Reform and transform: Police abolitionism and sloppy thinking

Such hostility to a politics of abolition by calling it “sloppy thinking” without engaging in any further inquiry also points to a social-reformist or social-democratic point of view.

Perhaps social democrats or social reformers can provide counterarguments to the above. I welcome such counterarguments–but I suspect that they will not provide any counterarguments.

If there are no counterarguments by the social-democratic or social-reformist left, does that not point to the need to abolish the police and the associated court system that is linked to it? Would not a people’s court and armed citizens be much more in the interests of workers than a separate police force and courts that engage, systematically, in oppressive measures against those who challenge social order? After all, as Mark Neocleous argues, the essential function of the police (and the courts by implication)–is to maintain social order of a society dominated by a class of employers–and not to administer social justice (see Reform Versus Abolition of the Police, Part 8: The Police and the Political Economy of Capitalism).

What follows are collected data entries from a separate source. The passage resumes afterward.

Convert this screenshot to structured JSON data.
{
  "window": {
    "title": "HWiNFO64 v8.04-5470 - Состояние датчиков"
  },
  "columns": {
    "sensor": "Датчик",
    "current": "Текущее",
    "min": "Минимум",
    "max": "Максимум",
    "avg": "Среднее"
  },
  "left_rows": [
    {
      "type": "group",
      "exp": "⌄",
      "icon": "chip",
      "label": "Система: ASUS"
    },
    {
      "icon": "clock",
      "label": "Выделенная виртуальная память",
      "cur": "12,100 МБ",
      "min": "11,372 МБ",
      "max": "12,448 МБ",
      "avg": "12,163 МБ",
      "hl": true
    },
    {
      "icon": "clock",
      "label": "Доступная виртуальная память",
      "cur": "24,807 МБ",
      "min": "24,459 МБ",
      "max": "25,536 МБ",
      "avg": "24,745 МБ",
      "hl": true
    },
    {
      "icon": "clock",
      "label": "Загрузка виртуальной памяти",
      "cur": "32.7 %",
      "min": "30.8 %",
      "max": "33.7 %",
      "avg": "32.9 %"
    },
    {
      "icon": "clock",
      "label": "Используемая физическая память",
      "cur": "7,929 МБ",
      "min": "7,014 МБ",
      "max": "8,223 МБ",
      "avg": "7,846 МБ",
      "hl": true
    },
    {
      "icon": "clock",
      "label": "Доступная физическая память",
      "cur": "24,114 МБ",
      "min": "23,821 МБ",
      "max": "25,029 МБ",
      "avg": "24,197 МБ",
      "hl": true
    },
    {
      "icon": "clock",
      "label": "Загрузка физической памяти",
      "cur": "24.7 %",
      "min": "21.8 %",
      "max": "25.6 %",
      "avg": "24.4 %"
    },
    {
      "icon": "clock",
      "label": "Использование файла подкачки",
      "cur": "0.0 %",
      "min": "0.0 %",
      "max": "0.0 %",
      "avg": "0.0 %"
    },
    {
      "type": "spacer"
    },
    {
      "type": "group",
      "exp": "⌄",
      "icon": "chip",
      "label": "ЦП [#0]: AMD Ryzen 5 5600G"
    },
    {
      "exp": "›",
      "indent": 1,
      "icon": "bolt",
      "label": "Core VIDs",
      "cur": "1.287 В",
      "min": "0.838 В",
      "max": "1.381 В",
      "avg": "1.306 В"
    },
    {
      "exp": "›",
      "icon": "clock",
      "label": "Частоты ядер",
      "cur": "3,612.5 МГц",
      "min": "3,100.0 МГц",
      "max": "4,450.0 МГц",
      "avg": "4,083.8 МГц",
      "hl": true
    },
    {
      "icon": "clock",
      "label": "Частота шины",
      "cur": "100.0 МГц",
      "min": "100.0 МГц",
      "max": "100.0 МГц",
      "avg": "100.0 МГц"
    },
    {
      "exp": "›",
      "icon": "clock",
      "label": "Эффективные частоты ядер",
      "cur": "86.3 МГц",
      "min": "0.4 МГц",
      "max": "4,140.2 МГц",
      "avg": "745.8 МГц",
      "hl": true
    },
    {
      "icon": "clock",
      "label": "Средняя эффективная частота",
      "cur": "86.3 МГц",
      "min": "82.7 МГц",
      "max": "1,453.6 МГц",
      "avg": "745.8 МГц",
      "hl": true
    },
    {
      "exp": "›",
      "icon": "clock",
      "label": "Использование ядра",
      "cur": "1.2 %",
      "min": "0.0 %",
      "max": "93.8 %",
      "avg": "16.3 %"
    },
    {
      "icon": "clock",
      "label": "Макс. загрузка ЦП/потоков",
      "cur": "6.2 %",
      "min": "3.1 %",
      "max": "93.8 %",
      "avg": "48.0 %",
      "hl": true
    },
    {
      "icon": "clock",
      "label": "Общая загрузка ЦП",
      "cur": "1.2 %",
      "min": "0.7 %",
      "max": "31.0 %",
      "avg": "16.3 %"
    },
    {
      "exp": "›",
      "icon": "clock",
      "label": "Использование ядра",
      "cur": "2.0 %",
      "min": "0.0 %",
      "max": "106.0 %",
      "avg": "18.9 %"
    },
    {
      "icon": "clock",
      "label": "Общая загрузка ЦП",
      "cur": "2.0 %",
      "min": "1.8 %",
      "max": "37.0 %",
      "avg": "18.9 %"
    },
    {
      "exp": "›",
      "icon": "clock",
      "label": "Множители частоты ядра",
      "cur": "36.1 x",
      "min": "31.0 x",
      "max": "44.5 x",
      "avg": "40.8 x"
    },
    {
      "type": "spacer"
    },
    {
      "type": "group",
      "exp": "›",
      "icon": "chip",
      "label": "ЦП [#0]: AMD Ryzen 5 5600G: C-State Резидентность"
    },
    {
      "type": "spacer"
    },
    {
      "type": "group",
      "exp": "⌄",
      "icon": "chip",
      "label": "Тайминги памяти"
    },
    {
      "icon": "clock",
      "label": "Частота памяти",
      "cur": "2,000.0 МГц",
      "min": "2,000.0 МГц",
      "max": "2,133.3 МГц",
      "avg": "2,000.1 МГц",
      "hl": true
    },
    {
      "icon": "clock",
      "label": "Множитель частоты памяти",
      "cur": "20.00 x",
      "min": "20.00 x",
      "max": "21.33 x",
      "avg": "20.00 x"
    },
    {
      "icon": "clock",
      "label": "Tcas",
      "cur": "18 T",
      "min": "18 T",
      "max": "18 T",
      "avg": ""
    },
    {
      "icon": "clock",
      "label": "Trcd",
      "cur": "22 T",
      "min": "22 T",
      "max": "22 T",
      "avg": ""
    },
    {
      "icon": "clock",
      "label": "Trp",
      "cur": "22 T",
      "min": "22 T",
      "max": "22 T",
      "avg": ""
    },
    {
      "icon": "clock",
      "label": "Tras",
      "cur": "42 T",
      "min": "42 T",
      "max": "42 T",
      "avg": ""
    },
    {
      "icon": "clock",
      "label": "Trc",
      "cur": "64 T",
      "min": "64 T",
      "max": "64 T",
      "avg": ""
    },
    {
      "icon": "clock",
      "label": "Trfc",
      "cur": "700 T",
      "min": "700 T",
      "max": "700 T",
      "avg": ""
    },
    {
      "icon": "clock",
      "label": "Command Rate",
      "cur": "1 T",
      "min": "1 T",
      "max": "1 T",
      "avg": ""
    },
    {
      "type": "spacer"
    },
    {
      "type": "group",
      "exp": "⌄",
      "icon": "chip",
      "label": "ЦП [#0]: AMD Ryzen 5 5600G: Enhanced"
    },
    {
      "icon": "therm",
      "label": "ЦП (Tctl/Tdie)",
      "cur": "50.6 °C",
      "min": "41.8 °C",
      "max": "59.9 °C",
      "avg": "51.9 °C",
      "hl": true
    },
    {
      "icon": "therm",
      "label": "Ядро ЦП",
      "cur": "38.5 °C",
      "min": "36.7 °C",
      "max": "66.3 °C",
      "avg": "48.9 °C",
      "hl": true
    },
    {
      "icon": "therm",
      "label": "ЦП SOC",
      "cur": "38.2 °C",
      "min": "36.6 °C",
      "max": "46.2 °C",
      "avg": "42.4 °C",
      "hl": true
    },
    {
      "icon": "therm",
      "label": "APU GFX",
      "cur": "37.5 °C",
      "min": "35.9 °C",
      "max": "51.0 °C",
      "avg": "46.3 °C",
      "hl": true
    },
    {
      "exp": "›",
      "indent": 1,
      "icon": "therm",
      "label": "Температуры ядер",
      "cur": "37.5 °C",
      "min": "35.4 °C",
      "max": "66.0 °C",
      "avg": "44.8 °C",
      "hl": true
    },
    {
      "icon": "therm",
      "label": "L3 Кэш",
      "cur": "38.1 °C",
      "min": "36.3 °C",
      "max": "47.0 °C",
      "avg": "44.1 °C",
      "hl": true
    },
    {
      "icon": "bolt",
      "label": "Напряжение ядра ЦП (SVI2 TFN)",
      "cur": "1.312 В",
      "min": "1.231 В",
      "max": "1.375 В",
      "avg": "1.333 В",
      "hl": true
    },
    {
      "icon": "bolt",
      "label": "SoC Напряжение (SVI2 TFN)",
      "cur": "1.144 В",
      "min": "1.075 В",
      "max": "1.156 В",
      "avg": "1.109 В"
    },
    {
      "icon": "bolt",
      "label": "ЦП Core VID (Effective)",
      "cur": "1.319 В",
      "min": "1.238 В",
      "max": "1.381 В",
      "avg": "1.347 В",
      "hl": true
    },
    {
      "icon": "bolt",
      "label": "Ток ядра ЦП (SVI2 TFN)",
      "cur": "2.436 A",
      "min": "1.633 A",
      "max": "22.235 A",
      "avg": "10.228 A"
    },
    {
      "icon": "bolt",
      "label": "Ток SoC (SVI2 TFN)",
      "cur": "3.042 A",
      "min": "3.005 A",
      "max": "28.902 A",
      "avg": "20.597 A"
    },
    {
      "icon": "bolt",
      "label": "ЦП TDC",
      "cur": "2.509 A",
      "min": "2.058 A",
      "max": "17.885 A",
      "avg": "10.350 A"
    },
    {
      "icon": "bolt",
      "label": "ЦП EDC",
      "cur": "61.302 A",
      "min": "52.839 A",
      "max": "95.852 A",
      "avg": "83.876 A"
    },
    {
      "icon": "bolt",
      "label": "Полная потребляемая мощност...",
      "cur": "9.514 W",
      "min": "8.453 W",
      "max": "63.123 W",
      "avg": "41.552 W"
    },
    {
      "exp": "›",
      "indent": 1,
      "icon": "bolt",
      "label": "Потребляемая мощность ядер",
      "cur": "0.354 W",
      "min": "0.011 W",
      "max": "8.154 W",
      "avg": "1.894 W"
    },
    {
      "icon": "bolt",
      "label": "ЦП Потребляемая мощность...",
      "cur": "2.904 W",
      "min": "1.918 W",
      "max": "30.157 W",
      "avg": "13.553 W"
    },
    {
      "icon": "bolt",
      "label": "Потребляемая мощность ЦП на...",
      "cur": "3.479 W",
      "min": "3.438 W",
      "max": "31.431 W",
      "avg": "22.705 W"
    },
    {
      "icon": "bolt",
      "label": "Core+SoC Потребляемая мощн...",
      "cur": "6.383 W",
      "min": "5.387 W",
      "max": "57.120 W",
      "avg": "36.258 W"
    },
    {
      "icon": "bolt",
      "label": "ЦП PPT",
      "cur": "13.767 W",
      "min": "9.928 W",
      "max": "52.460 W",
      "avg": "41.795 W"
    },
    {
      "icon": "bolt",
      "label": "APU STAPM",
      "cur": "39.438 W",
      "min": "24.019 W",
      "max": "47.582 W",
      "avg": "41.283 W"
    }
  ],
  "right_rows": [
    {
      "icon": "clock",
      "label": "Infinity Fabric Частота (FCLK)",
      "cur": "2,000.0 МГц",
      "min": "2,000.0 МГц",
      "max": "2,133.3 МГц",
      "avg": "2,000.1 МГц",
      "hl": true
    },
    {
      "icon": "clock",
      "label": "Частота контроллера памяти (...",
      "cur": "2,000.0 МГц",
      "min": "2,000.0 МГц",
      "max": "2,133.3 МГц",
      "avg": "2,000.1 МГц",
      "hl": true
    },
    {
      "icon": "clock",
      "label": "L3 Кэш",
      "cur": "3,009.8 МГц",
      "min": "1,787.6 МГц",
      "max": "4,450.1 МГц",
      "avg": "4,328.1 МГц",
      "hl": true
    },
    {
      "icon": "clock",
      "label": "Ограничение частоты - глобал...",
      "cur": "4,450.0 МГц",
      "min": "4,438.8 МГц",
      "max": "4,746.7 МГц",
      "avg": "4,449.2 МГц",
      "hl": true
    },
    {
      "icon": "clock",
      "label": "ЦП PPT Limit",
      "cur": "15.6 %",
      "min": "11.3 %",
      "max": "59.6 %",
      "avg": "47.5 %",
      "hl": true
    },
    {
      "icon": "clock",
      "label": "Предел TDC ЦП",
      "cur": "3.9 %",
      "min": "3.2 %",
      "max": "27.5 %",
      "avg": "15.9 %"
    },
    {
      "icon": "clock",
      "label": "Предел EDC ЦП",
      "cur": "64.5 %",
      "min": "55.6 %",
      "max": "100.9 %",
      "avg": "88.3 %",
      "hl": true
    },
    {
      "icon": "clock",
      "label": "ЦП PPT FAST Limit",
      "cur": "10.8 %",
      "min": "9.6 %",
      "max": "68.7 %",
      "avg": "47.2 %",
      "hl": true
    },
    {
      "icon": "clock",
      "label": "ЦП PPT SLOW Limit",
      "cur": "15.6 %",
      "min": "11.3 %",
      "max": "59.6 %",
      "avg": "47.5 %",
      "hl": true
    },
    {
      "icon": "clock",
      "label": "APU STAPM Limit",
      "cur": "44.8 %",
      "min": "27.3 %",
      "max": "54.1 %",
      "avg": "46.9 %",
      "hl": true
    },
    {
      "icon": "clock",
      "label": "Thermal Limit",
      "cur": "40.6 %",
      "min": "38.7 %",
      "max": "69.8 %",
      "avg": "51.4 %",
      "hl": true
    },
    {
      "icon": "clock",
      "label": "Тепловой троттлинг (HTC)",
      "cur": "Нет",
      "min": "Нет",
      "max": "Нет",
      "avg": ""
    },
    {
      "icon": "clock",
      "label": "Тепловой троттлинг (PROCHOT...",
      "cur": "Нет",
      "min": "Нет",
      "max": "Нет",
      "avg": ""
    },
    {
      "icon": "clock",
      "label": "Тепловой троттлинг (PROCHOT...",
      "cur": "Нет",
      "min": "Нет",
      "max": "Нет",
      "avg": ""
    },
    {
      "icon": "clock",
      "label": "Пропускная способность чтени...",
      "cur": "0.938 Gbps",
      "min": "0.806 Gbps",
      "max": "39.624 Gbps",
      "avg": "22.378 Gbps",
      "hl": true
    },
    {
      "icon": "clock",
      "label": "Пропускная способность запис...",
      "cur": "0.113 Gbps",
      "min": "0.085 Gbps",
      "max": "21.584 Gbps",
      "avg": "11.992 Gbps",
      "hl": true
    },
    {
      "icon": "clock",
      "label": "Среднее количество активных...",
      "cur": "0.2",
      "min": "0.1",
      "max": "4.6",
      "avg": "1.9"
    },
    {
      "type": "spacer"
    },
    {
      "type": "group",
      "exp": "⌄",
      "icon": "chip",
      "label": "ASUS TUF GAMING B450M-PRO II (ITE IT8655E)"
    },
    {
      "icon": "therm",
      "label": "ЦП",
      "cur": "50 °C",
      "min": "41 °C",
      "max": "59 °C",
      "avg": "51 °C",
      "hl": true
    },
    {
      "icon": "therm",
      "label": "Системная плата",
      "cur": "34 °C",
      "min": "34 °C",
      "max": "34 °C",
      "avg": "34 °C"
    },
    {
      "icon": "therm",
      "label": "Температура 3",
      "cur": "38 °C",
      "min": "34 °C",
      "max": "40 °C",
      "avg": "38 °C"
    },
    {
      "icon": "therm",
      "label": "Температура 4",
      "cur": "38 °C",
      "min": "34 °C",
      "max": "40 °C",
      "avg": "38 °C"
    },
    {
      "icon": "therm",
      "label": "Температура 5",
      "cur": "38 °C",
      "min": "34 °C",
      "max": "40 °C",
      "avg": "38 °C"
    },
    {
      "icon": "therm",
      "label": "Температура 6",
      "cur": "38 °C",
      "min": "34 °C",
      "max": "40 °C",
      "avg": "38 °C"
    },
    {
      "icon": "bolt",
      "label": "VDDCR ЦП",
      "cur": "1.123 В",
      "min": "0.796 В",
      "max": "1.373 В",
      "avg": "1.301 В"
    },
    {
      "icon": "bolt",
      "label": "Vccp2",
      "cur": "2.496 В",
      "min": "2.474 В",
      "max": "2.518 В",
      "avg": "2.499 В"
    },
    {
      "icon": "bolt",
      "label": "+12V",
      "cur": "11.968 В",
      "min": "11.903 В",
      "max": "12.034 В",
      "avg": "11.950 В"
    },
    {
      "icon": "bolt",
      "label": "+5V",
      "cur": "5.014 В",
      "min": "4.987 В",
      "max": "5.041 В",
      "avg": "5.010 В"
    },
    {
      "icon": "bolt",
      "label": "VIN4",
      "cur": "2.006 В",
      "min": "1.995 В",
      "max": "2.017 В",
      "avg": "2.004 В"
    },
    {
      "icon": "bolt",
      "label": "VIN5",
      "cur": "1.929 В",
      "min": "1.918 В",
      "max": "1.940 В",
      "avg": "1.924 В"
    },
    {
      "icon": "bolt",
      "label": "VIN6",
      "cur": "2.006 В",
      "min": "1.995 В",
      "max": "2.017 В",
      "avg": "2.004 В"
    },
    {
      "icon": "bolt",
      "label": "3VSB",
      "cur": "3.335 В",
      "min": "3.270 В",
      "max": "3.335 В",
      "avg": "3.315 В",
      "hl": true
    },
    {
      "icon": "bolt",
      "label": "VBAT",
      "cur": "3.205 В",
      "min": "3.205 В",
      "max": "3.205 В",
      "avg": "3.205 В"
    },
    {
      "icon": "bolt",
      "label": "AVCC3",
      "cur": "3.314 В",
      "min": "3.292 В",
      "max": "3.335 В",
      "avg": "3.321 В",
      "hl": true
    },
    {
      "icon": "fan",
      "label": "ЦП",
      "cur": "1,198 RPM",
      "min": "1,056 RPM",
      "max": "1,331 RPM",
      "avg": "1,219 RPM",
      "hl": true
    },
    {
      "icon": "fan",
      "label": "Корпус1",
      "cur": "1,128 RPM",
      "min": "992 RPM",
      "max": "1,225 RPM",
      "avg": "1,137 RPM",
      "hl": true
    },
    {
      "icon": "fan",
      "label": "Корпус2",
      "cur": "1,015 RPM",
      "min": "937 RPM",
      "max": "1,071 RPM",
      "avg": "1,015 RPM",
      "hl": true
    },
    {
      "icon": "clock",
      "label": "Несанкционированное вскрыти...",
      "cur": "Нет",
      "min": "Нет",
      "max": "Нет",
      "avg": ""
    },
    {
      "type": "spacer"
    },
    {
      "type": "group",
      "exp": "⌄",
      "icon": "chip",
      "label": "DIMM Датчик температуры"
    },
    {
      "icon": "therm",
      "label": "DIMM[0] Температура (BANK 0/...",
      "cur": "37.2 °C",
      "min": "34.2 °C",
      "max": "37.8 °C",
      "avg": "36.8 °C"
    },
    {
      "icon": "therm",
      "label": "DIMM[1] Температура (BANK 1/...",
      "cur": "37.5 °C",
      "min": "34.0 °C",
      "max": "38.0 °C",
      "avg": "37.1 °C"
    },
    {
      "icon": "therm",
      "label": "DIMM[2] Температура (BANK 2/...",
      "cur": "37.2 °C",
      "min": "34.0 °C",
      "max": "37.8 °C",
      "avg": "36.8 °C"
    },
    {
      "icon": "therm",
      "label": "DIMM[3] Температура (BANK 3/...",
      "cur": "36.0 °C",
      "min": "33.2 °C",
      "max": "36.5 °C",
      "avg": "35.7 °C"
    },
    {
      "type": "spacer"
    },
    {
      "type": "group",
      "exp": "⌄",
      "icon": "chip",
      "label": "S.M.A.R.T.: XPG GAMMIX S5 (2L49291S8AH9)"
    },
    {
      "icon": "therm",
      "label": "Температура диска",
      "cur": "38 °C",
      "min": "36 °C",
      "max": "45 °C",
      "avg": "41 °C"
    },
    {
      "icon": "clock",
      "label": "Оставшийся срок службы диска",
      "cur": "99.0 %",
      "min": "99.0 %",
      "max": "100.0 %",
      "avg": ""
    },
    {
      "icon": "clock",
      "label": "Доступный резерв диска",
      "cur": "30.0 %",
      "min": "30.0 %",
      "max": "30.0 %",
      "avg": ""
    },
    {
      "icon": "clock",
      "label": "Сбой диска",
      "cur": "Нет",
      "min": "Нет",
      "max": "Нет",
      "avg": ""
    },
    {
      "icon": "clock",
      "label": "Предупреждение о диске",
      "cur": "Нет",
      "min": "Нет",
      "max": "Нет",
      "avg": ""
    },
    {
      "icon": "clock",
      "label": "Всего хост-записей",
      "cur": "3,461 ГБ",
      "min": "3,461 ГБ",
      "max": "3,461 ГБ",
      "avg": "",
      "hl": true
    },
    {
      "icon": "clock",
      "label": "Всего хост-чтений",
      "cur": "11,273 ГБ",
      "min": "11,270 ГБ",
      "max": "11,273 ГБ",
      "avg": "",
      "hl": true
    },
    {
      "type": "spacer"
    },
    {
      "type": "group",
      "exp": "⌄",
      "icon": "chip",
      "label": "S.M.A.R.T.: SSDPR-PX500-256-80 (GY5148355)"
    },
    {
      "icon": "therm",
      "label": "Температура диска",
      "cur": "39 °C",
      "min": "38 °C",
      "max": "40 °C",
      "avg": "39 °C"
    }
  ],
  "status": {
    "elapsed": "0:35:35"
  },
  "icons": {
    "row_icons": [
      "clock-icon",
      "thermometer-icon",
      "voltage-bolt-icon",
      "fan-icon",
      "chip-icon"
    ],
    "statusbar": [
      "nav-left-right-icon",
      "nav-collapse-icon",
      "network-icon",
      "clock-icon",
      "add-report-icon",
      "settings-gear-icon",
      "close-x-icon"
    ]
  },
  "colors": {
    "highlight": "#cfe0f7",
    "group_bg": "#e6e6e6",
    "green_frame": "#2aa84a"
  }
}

Workers, citizens, immigrants and migrant workers who are stopped by the police, even if they have not broken the law, could easily be arrested for refusing to comply with police officers’ instructions. On the other hand, complying with police officers’ instruction could also be used in a court of law against them. Such is the illogic of a system of justice within a society dominated by a class of employers.

You would not know it from the rhetoric of the social-democratic or social-reformist left, though. They provide little or no research to educate workers, citizens, immigrants and migrant workers on the real nature of the work of police officer and the real law as expressed in courts of law. Rather, they paper over the real nature of such social institutions with their empty phrases of transforming such institutions “into a more humane, limited and less autonomous” form.